The cosmos was so vast that all the matter which was in it was no more than a storm of dust blown about by uncaring energy-winds, and the molecules of life such a tiny fraction of matter that all life—all that great universal ecocloud—was no more than a haunting phantom or shadow, tenuous and precarious. And then there came again that other: the thing which was not life yet threatened life, which I could not quite bring into my framework of understanding.
This time, my perspective continued to alter, so that I lost sight of the ocean of stars which was the visible universe, and saw instead the molecules of life engaged in the game of evolution, building themselves into more complex cells, and then into multi-cellular beings, adding new orders of magnitude to their complexity. Now I saw the pattern of life, as it extended through the vast expanding universe of space, as if it were a prodigious tree spreading its roots and branches wherever there was room for them to go, producing gorgeous flowers and fruits wherever they touched a world which provided the vital elementary seeds around which such flowers and fruits might flourish. I saw Earth as one such fruit, Tetra as another, and all the galaxies as branches bearing flowers and fruit in abundance: fruit glowing with internal light, while the flowers sang and filled infinity with their scent.
As well as its flowers and its fruits, the tree was swarming with commensal creatures of every kind—with insects and birds, frogs, and tunneling worms. Though many of these were parasites which took their sustenance from the tree and left damage in their wake, they were no real threat to the continued existence and health of the tree, and I knew that what damage they did was only part of a continuing process of death and transfiguration, wherein a kind of balance was sustained.
But then I saw that there was another kind of blight in the tree—a canker which reached out its desiccating grip wherever it could to turn the flowers leprously white and shrivel the fruit into dry husks. Many of the canker’s instruments mimicked the population of the tree, appearing as tiny parasites—whatever kind of force this was, it could produce pseudo-life of its own, but in so doing it denied the possibility of balance and of permanence, for this blight was something which could only destroy or be destroyed. It permitted only two ends—either the blight would be obliterated, or the tree would die. This was true of the whole, and of each and every part that the blight had reached. There were many branches yet untouched—their flowers beautiful and fresh, their fruits luscious and sweet—but there were many that had already withered, and others where resistance held the canker’s instruments in check. Ultimately, the fate of the entire tree was at stake, and any one of these tiny battles might prove crucial to the destiny of the whole…
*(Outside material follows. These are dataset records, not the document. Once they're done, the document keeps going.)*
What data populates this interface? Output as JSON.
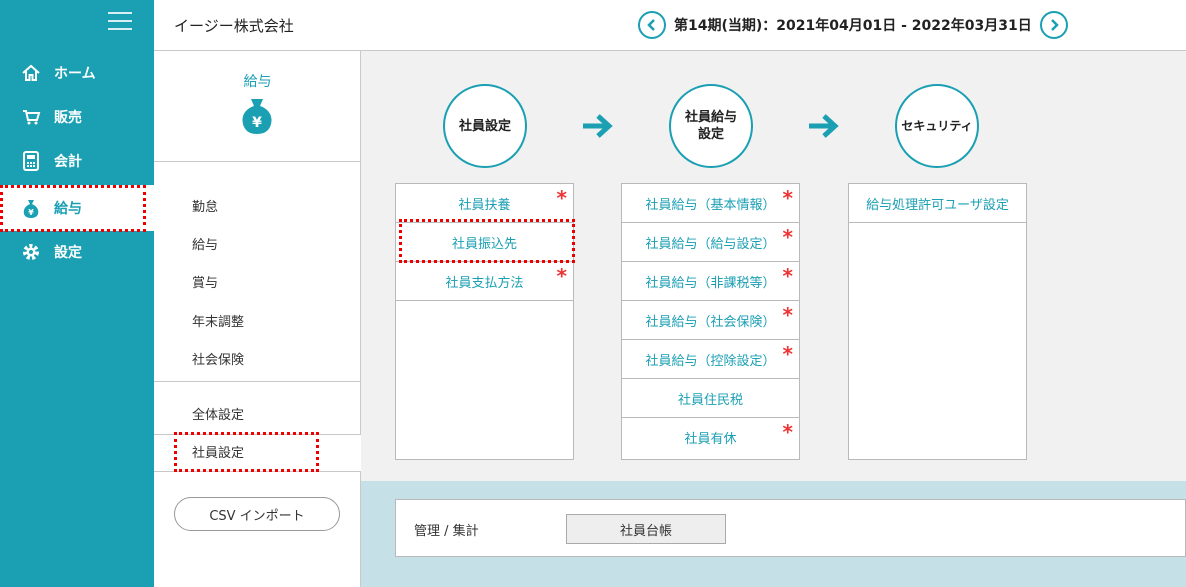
{
  "nav": {
    "items": [
      {
        "label": "ホーム",
        "icon": "home-icon"
      },
      {
        "label": "販売",
        "icon": "cart-icon"
      },
      {
        "label": "会計",
        "icon": "calculator-icon"
      },
      {
        "label": "給与",
        "icon": "money-bag-icon"
      },
      {
        "label": "設定",
        "icon": "gear-icon"
      }
    ],
    "active": "給与"
  },
  "header": {
    "company": "イージー株式会社",
    "period": "第14期(当期)：2021年04月01日 - 2022年03月31日"
  },
  "sub": {
    "title": "給与",
    "items": [
      "勤怠",
      "給与",
      "賞与",
      "年末調整",
      "社会保険",
      "全体設定",
      "社員設定"
    ],
    "active": "社員設定",
    "csv_button": "CSV インポート"
  },
  "steps": [
    {
      "label": "社員設定"
    },
    {
      "label": "社員給与\n設定"
    },
    {
      "label": "セキュリティ"
    }
  ],
  "panels": {
    "employee": [
      {
        "label": "社員扶養",
        "required": true
      },
      {
        "label": "社員振込先",
        "required": false
      },
      {
        "label": "社員支払方法",
        "required": true
      }
    ],
    "salary": [
      {
        "label": "社員給与（基本情報）",
        "required": true
      },
      {
        "label": "社員給与（給与設定）",
        "required": true
      },
      {
        "label": "社員給与（非課税等）",
        "required": true
      },
      {
        "label": "社員給与（社会保険）",
        "required": true
      },
      {
        "label": "社員給与（控除設定）",
        "required": true
      },
      {
        "label": "社員住民税",
        "required": false
      },
      {
        "label": "社員有休",
        "required": true
      }
    ],
    "security": [
      {
        "label": "給与処理許可ユーザ設定",
        "required": false
      }
    ]
  },
  "required_mark": "*",
  "management": {
    "label": "管理 / 集計",
    "button": "社員台帳"
  },
  "colors": {
    "accent": "#1a9fb3",
    "required": "#e33",
    "highlight": "#e00"
  }
}
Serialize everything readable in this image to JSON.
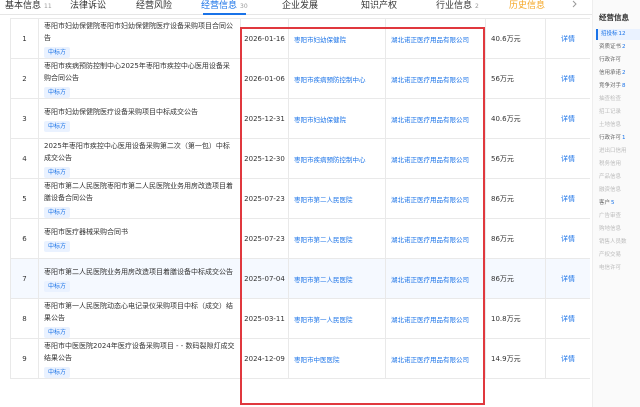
{
  "tabs": [
    {
      "label": "基本信息",
      "count": "11"
    },
    {
      "label": "法律诉讼",
      "count": ""
    },
    {
      "label": "经营风险",
      "count": ""
    },
    {
      "label": "经营信息",
      "count": "30"
    },
    {
      "label": "企业发展",
      "count": ""
    },
    {
      "label": "知识产权",
      "count": ""
    },
    {
      "label": "行业信息",
      "count": "2"
    },
    {
      "label": "历史信息",
      "count": ""
    }
  ],
  "tab_more_icon": "chevron-right-icon",
  "rows": [
    {
      "index": "1",
      "title": "枣阳市妇幼保健院枣阳市妇幼保健院医疗设备采购项目合同公告",
      "tag": "中标方",
      "date": "2026-01-16",
      "buyer": "枣阳市妇幼保健院",
      "supplier": "湖北诺正医疗用品有限公司",
      "amount": "40.6万元",
      "detail": "详情"
    },
    {
      "index": "2",
      "title": "枣阳市疾病预防控制中心2025年枣阳市疾控中心医用设备采购合同公告",
      "tag": "中标方",
      "date": "2026-01-06",
      "buyer": "枣阳市疾病预防控制中心",
      "supplier": "湖北诺正医疗用品有限公司",
      "amount": "56万元",
      "detail": "详情"
    },
    {
      "index": "3",
      "title": "枣阳市妇幼保健院医疗设备采购项目中标成交公告",
      "tag": "中标方",
      "date": "2025-12-31",
      "buyer": "枣阳市妇幼保健院",
      "supplier": "湖北诺正医疗用品有限公司",
      "amount": "40.6万元",
      "detail": "详情"
    },
    {
      "index": "4",
      "title": "2025年枣阳市疾控中心医用设备采购第二次（第一包）中标成交公告",
      "tag": "中标方",
      "date": "2025-12-30",
      "buyer": "枣阳市疾病预防控制中心",
      "supplier": "湖北诺正医疗用品有限公司",
      "amount": "56万元",
      "detail": "详情"
    },
    {
      "index": "5",
      "title": "枣阳市第二人民医院枣阳市第二人民医院业务用房改造项目着膳设备合同公告",
      "tag": "中标方",
      "date": "2025-07-23",
      "buyer": "枣阳市第二人民医院",
      "supplier": "湖北诺正医疗用品有限公司",
      "amount": "86万元",
      "detail": "详情"
    },
    {
      "index": "6",
      "title": "枣阳市医疗器械采购合同书",
      "tag": "中标方",
      "date": "2025-07-23",
      "buyer": "枣阳市第二人民医院",
      "supplier": "湖北诺正医疗用品有限公司",
      "amount": "86万元",
      "detail": "详情"
    },
    {
      "index": "7",
      "title": "枣阳市第二人民医院业务用房改造项目着膳设备中标成交公告",
      "tag": "中标方",
      "date": "2025-07-04",
      "buyer": "枣阳市第二人民医院",
      "supplier": "湖北诺正医疗用品有限公司",
      "amount": "86万元",
      "detail": "详情"
    },
    {
      "index": "8",
      "title": "枣阳市第一人民医院动态心电记录仪采购项目中标（成交）结果公告",
      "tag": "中标方",
      "date": "2025-03-11",
      "buyer": "枣阳市第一人民医院",
      "supplier": "湖北诺正医疗用品有限公司",
      "amount": "10.8万元",
      "detail": "详情"
    },
    {
      "index": "9",
      "title": "枣阳市中医医院2024年医疗设备采购项目 - - 数码裂隙灯成交结果公告",
      "tag": "中标方",
      "date": "2024-12-09",
      "buyer": "枣阳市中医医院",
      "supplier": "湖北诺正医疗用品有限公司",
      "amount": "14.9万元",
      "detail": "详情"
    }
  ],
  "rightnav": {
    "title": "经营信息",
    "items": [
      {
        "label": "招投标",
        "count": "12",
        "state": "active"
      },
      {
        "label": "资质证书",
        "count": "2",
        "state": "normal"
      },
      {
        "label": "行政许可",
        "count": "",
        "state": "normal"
      },
      {
        "label": "信用承诺",
        "count": "2",
        "state": "normal"
      },
      {
        "label": "竞争对手",
        "count": "8",
        "state": "normal"
      },
      {
        "label": "抽查检查",
        "count": "",
        "state": "disabled"
      },
      {
        "label": "招工记录",
        "count": "",
        "state": "disabled"
      },
      {
        "label": "土地信息",
        "count": "",
        "state": "disabled"
      },
      {
        "label": "行政许可",
        "count": "1",
        "state": "normal"
      },
      {
        "label": "进出口信用",
        "count": "",
        "state": "disabled"
      },
      {
        "label": "税务信用",
        "count": "",
        "state": "disabled"
      },
      {
        "label": "产品信息",
        "count": "",
        "state": "disabled"
      },
      {
        "label": "融资信息",
        "count": "",
        "state": "disabled"
      },
      {
        "label": "客户",
        "count": "5",
        "state": "normal"
      },
      {
        "label": "广告审查",
        "count": "",
        "state": "disabled"
      },
      {
        "label": "购地信息",
        "count": "",
        "state": "disabled"
      },
      {
        "label": "销售人员数",
        "count": "",
        "state": "disabled"
      },
      {
        "label": "产权交易",
        "count": "",
        "state": "disabled"
      },
      {
        "label": "电信许可",
        "count": "",
        "state": "disabled"
      }
    ]
  },
  "colors": {
    "accent": "#1a73e8",
    "highlight_border": "#e0383e",
    "tag_bg": "#eaf2ff"
  }
}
Then I woke up again, with the desperately tired feeling that it had all happened before, and would all happen again. I was no longer master inside my own skull, and every time the fragile hold of consciousness was shaken loose, my imagination was up for grabs, ready to be shot full of whatever psychic propaganda was coded into the rogue software that was gradually increasing its authority within my brain.
And yet, I was still me. My essential self hadn’t been blighted or damaged at all.
At least, not yet. There was no way of knowing how long a thing like the one which had taken over Tulyar might lie dormant, if it was prepared to bide its time.